Harris nodded. “Gorobets. Even after Brezhnev and Andropov and the Soviet Union itself were all long gone, the KGB, now the FSB, knew that if Gorobets ever entertained even the slightest anti-Russian thought—and of course, how could he, raised as a pro-Russian patriot?—they would kill his father.

“Except, one fine day, who comes strolling in out of the hot sun on the Calle de Serrano into the American embassy in Madrid? A walk-in. The one-in-a-million you don't plan for because it's impossible, it doesn't happen. That same little boy, all grown up and the most important person in the Svoboda party—if not the whole damn country of Ukraine. And he wants revenge.”

“You believed him?”

Harris brushed the thought away as though it were a fly.

“Of course we didn't believe him. You have no idea how long and how hard it was to find out and vet everything I'm telling you.

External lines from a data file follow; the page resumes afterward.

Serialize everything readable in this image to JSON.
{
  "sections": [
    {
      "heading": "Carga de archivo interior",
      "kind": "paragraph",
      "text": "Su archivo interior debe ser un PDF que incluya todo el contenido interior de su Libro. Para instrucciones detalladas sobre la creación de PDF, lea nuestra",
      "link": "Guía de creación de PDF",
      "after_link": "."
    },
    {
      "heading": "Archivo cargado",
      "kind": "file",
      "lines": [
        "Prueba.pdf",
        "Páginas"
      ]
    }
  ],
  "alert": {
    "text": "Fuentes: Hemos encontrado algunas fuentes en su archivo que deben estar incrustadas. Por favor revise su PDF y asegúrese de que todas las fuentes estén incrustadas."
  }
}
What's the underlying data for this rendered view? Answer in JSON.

Two years. After that thing in Rome, we had Rabinowich working on it full-time for months.”

“What made him turn?”

“That was the part we had to get right. It was quite an odyssey. Brezhnev, who was the leader of the Soviet Union—and after he died, Andropov, who became General Secretary—kept an eye on the boy. They guided him into the KGB, and after Ukrainian independence, the SBU. He was Leva's son, all right. He had no father or mother. The Gorobets you know, the ruthless Gorobets of the Black Armband thugs, is a child of the KGB; they made him.

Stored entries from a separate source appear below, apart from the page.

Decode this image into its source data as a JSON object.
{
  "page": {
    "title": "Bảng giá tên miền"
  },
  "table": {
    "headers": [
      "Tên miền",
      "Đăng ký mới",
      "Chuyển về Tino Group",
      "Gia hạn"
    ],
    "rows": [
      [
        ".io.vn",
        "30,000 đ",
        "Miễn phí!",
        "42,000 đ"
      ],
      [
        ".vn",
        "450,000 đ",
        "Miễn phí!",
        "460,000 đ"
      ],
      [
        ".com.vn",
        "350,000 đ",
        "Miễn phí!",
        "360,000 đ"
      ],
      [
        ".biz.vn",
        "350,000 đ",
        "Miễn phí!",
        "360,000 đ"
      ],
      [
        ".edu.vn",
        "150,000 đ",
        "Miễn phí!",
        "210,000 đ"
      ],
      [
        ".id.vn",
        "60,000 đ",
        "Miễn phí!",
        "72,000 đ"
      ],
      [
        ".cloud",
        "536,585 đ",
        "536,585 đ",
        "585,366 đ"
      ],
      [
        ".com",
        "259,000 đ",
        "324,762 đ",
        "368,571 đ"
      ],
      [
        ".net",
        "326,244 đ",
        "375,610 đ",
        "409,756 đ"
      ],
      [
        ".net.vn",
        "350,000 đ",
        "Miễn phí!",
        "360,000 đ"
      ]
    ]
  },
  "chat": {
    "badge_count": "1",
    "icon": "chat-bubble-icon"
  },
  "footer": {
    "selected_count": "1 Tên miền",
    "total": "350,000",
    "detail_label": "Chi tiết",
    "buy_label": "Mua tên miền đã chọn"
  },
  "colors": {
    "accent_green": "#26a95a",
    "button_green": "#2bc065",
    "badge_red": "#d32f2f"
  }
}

“The problem was, he was old enough to remember his parents. He still loved them. That hole in him had never been filled. And someone had survived. An aunt. Tetya Oksana, Aunt Oksana.”

“What happened two years ago that made him walk into the embassy in Madrid?”

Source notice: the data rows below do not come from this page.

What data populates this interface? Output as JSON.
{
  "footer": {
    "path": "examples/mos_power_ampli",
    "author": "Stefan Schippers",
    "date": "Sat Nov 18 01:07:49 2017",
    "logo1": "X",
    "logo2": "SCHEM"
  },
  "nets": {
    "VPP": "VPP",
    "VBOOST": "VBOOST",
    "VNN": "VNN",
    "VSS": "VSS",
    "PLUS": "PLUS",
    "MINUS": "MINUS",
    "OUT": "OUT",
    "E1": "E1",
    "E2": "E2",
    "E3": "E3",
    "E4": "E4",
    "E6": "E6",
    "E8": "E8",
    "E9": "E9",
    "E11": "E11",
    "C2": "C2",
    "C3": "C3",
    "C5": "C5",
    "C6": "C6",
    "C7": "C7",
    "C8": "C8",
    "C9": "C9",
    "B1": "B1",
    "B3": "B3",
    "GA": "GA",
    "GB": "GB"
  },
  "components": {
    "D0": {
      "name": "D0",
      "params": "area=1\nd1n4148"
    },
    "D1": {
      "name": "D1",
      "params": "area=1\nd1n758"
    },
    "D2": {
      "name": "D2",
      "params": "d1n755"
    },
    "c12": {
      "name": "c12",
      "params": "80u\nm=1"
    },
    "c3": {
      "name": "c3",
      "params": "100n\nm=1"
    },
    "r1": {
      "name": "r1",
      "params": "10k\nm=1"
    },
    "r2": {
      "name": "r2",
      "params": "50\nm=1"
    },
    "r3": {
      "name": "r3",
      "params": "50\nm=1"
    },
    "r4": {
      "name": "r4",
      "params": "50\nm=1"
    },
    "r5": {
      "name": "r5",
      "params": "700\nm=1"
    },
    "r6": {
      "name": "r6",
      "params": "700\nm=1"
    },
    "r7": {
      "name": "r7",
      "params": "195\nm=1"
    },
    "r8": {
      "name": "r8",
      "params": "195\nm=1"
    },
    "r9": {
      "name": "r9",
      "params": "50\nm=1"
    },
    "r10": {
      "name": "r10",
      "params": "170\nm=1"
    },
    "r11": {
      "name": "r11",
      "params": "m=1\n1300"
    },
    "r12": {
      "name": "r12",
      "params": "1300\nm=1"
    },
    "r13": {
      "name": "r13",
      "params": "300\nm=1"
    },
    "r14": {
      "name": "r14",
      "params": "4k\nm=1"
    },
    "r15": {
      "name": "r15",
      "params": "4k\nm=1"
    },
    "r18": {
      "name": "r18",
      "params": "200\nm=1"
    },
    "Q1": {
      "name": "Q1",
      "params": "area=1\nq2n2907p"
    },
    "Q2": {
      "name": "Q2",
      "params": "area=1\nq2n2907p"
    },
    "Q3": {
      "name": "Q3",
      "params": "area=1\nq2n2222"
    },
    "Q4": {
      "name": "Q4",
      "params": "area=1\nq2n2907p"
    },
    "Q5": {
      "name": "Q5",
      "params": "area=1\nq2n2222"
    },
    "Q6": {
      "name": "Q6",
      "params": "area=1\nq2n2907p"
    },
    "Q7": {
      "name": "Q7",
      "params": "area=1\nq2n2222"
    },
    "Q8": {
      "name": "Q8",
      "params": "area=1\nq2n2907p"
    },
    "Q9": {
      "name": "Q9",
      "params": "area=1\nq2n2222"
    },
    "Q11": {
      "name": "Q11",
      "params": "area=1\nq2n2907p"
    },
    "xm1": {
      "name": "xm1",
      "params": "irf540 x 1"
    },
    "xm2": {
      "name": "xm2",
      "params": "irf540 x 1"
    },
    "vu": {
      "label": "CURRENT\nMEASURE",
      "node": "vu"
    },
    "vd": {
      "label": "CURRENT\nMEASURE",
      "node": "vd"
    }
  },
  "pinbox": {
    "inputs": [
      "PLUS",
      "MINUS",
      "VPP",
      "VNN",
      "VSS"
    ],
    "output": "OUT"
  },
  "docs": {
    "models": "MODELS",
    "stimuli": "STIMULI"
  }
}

“Somebody gave him something. Someone in the Metro in Kiev pressed it into his hand, and by the time he turned around, they were gone. It was a cross. One of those Ukrainian crosses; you know, with the two crossbars and the extra slanted crossbar where they would've nailed Jesus' feet. I've seen it. A little silver thing about this big,” holding his thumb and forefinger about an inch apart. “It was cheap. The kind of thing you could pick up for a buck in a flea market.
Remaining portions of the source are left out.